When he debuted, Johnson admits that he was surprised there was no other biscuit place in a 'predominantly Black neighborhood with many people migrating from the South.'
Harlem Biscuit and Exquisite Vibez share the costs 50/50. Inventive Johnson reached out to 20 different food influencers and TBO Harlem (The Best of Harlem) to help spread the word on Instagram. When influencers started posting stories, it went viral on TikTok as well.
Biscuits Sell in Harlem
After 5 years, it has become so successful, despite only being open 6 hours a day, that it generated a million dollars in revenue over the last two years, Johnson indicated. 'We fill a void. Most everything else for breakfast near us in Harlem is a bacon, egg and cheese from a bodega,' he points out.
Named After Harlem's Literary History
He has dedicated many of his best-selling biscuit specialties to the venerated literary history of Harlem including: the Langston, named after poet Langston Hughes. the fried chicken biscuit; the Frederick, for Frederick Douglass, consisting of pork sausage, egg, cheese and jerk honey, and Zora named after writer Zora Neale Huston, for vegan sausage, and of course, the classic bodega made with bacon, egg and cheddar cheese.
It also offers a wide array of breakfast platters, biscuit bowls, consisting of crumbled biscuit, bacon eggs, potatoes and chicken sausage gravy, and sides such as grits, and also homemade lemonade.
For people who are more health-conscious, he recommends the vegan sausage biscuit, which uses egg whites but still contains buttermilk. 'It is what it is,' Johnson states.
Johnson's goal is 'To be the bagel shop for New Yorkers but in biscuit form.' He says its demographic is quite eclectic but most of all attracts people who gravitate toward Southern food.
He also recommends the everything biscuit, which he says is like an everything bagel, and is known for its garlic and salt flavor.
Deliveries Generate 50% of Sales
Though it seats 50 people inside and 6 people in the backyard, it does a healthy to-go and delivery business to the tune of about 50% of its business. It opened during Covid when Uber, Door Dash, Grubhub and ChowNow kept them alive, and still does.
Johnson With 3 Assignments
But Johnson is also a multi-faceted entrepreneur and chef who can't be held to one business. Indeed he serves as executive chef of the Victoria Restaurant, which is inside of the Renaissance NY Hotel, which has been garnering a strong reputation and is located adjacent to the Apollo Theatre on 125th St. He describes the food served there as 'elevated Southern food for a sophisticated pallet.'
And that's not all. He also own Boots and Bones, a BBQ restaurant, in St. Croix, U.S. Virgin Island. Since one chef/owner can't be at three places at once, he relies on his Biscuits manager Pernell Boatright, Scott Rodriguez who runs Boots and Bones, and Ian Woods, his assistant at the Victoria, all of whom have been with him for at least 8 years.
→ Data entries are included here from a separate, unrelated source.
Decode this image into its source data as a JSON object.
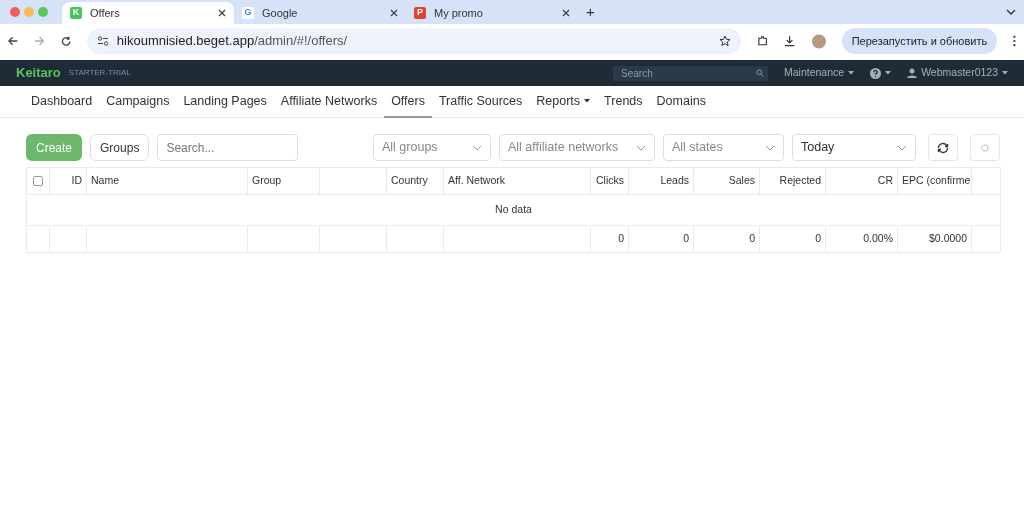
{
  "browser": {
    "tabs": [
      {
        "title": "Offers",
        "selected": true,
        "favicon": "K"
      },
      {
        "title": "Google",
        "selected": false,
        "favicon": "G"
      },
      {
        "title": "My promo",
        "selected": false,
        "favicon": "P"
      }
    ],
    "new_tab": "+",
    "url_host": "hikoumnisied.beget.app",
    "url_path": "/admin/#!/offers/",
    "update_button": "Перезапустить и обновить"
  },
  "app": {
    "logo": "Keitaro",
    "edition": "STARTER-TRIAL",
    "search_placeholder": "Search",
    "maintenance": "Maintenance",
    "user": "Webmaster0123",
    "menu": [
      {
        "label": "Dashboard",
        "selected": false,
        "dropdown": false
      },
      {
        "label": "Campaigns",
        "selected": false,
        "dropdown": false
      },
      {
        "label": "Landing Pages",
        "selected": false,
        "dropdown": false
      },
      {
        "label": "Affiliate Networks",
        "selected": false,
        "dropdown": false
      },
      {
        "label": "Offers",
        "selected": true,
        "dropdown": false
      },
      {
        "label": "Traffic Sources",
        "selected": false,
        "dropdown": false
      },
      {
        "label": "Reports",
        "selected": false,
        "dropdown": true
      },
      {
        "label": "Trends",
        "selected": false,
        "dropdown": false
      },
      {
        "label": "Domains",
        "selected": false,
        "dropdown": false
      }
    ]
  },
  "toolbar": {
    "create": "Create",
    "groups": "Groups",
    "search_placeholder": "Search...",
    "filters": [
      {
        "placeholder": "All groups"
      },
      {
        "placeholder": "All affiliate networks"
      },
      {
        "placeholder": "All states"
      },
      {
        "value": "Today"
      }
    ]
  },
  "table": {
    "select_all_checked": false,
    "columns": [
      {
        "label": "ID",
        "kind": "number"
      },
      {
        "label": "Name",
        "kind": "text"
      },
      {
        "label": "Group",
        "kind": "text"
      },
      {
        "kind": "text"
      },
      {
        "label": "Country",
        "kind": "text"
      },
      {
        "label": "Aff. Network",
        "kind": "text"
      },
      {
        "label": "Clicks",
        "kind": "number",
        "total": "0"
      },
      {
        "label": "Leads",
        "kind": "number",
        "total": "0"
      },
      {
        "label": "Sales",
        "kind": "number",
        "total": "0"
      },
      {
        "label": "Rejected",
        "kind": "number",
        "total": "0"
      },
      {
        "label": "CR",
        "kind": "number",
        "total": "0.00%"
      },
      {
        "label": "EPC (confirme",
        "kind": "text",
        "total": "$0.0000"
      },
      {
        "kind": "text"
      }
    ],
    "empty_message": "No data"
  }
}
Asked if he has considered opening a second Harlem Biscuit Company, Johnson replies that if he could find an investor that would speed things up. He'd love to open in downtown Manhattan but if Brooklyn calls, he'd venture there. He'd prefer to be somewhere below 50th Street, which is the end point of his delivery services.
He's also exploring turning his beloved biscuits for sale as a consumer-packaged good in supermarkets. His main task is identifying a co-packager which could reproduce the biscuit. 'When it reaches Wal-Mart, I know I've completed my task,' he says.
Johnson just turned 57 years old, and he expects to retire at age 58 as chef but still maintain ownership. How will he juggle his 3 restaurant assignments? He laughs and says he uses the Ring camera in his apartment, and watches what is going on in his 3 kitchens.
Asked the keys to Harlem Biscuit Company's success, Johnson, who has a vibrant sense of humor, replies, 1) Cook like a 70-year-old Black woman because everyone has a grandmother and recalls the sense of calm when they consumed their first biscuit, 2) Always stay consistent.